Wozzeck across art forms: From opera and ballet to theatre and film
The play that inspired Alban Berg has inspired artists from many different disciplines.
4 October 2013 at 5.40pm | Comment on this article
‘A drama of such extraordinary tragedy that seemed forbidding to music’: so wrote composer Arnold Schoenberg, reflecting on his pupil Alban Berg‘s masterpiece Wozzeck. Certainly the opera’s themes are dark, a harrowing psychological drama about a disturbed man who is abused, used for experimentation and – as a result – is driven to murder the only person he loves. ‘Man is an abyss – you feel giddy when you look into it’, declares the libretto forebodingly.
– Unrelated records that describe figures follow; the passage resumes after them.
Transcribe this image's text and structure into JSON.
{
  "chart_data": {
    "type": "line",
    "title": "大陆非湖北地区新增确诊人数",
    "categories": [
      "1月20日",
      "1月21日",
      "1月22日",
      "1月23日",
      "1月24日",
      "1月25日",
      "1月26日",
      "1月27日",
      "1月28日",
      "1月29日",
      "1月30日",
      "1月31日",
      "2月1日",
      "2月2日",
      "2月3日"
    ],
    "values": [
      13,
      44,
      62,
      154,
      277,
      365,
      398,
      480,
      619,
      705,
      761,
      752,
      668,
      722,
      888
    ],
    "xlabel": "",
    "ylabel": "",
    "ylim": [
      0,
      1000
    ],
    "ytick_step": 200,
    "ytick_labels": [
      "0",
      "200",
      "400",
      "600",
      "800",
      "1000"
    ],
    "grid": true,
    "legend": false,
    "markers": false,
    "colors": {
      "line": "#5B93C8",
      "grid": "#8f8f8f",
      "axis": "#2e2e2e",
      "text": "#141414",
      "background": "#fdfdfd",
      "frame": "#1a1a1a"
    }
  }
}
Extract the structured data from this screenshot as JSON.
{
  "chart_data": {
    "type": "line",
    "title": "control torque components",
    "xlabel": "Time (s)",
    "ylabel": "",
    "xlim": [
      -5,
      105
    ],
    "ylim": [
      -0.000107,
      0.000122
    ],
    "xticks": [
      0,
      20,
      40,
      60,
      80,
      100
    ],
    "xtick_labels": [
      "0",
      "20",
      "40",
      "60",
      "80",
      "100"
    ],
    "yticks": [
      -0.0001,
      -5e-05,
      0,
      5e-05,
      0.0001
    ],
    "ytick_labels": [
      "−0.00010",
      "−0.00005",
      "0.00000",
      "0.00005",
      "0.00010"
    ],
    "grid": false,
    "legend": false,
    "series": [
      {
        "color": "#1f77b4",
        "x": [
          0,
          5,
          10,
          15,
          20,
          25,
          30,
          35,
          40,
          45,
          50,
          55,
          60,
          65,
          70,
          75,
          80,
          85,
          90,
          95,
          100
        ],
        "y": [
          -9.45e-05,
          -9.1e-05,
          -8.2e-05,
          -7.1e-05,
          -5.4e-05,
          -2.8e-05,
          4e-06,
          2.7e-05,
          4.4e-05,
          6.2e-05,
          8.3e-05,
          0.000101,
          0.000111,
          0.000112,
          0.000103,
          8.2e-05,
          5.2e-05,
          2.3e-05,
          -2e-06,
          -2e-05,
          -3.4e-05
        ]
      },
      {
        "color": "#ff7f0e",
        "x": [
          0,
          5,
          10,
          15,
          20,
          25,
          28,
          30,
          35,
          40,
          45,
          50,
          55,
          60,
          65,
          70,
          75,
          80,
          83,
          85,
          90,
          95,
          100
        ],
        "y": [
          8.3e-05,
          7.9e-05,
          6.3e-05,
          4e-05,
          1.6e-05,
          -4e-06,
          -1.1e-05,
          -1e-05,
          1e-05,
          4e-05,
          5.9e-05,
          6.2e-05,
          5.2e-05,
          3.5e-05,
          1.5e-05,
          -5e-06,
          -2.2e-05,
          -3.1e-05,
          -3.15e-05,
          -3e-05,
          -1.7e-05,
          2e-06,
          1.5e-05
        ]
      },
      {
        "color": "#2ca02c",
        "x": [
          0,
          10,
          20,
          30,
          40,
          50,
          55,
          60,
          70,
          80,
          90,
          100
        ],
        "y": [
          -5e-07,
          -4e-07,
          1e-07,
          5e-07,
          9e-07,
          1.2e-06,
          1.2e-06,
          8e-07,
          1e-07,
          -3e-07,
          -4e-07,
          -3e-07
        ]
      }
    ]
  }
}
The opera is an adaptation of an incomplete play entitled Woyzeck by Georg Büchner. Berg saw the play in May 1914 and immediately knew he wanted to base an opera on it. The opera’s subsequent success has been followed by a number of other adaptations of the tale:
Film: Woyzeck (1979, Dir: Werner Herzog)
Werner Herzog’s adaptation of Büchner’s tale starred regular collaborator Klaus Kinski, who began filming just five days after the completion of Nosferatu the Vampyre, also directed by Herzog. The director intentionally exploited the actor’s exhaustion for the part in which Kinski was described in a review as appearing ‘like death given a reprieve’. The film follows Büchner’s original narrative but, as Berg found, with the source play incomplete it was up to the adapter to reconfigure the fragmented scenes as he thought they should be ordered.
Woyzeck was an exercise in lightning-quick film-making and has just 27 cuts between shots throughout the whole film: ‘People don’t seem to understand that I hate to make difficult films,’ said Herzog, ‘That’s the reason I liked making Woyzeck so much – That’s how films should be made!’
Ballet: Different Drummer (1984, Choreographed by Kenneth MacMillan)
The idea of the underdog’s struggle against the system driving him to madness immediately appealed to Kenneth MacMillan, who six years prior had created a ballet around themes of madness and betrayal with Mayerling. The early 1980s was a time of strong feelings towards the military – for and against – as a result of the Falklands War so the piece was certainly topical. In adapting Woyzeck, MacMillan jumped at the chance to give vent to his own father’s resentment of the army in World War I, as well as his mistrust of the army doctors who treated him after he was poison-gassed in the trenches.
The creative process was a difficult one for MacMillan, who agonized over the choice of music for the score (opting in the end for a combination of Webern and Schoenberg), as well as changing his mind about the design of the production late on in the process: ‘Petrified of my ballet. Can’t do it. Feel helpless’, he wrote in his diary. As a result, the work premiered on a practically bare stage, increasing the work’s sense of claustrophobia. ‘It is a frightening statement about the human condition that haunts the mind long after the curtain has fallen’, said the Sunday Telegraph.
Immersive theatre: The Drowned Man: A Hollywood Fable (2013, Punchdrunk)
Trading Woyzeck‘s traditional central European setting for the darker side of Hollywood behind the whiter-than-white smiles, immersive theatre company Punchdrunk‘s latest work – a co-production with the National Theatre – updates Büchner’s original to 1960s Los Angeles. The vast production takes over an abandoned sorting office in Paddington and sprawls over several floors, including film sets, shops, bars, a working cinema, and a number of hidden rooms. Mask-wearing audience members are free to roam as they please but at the climax, find themselves reunited to witness the dramatic finale.
Press reviews have been mixed, not a surprise when you consider the spontaneous nature of this style of theatre, but The Drowned Man is certainly ambitious and has its passionate fans: ‘It’s the first time we’ve played with the idea of more than one lead narrative,’ explained Felix Barrett, Punchdrunk’s Artistic Director.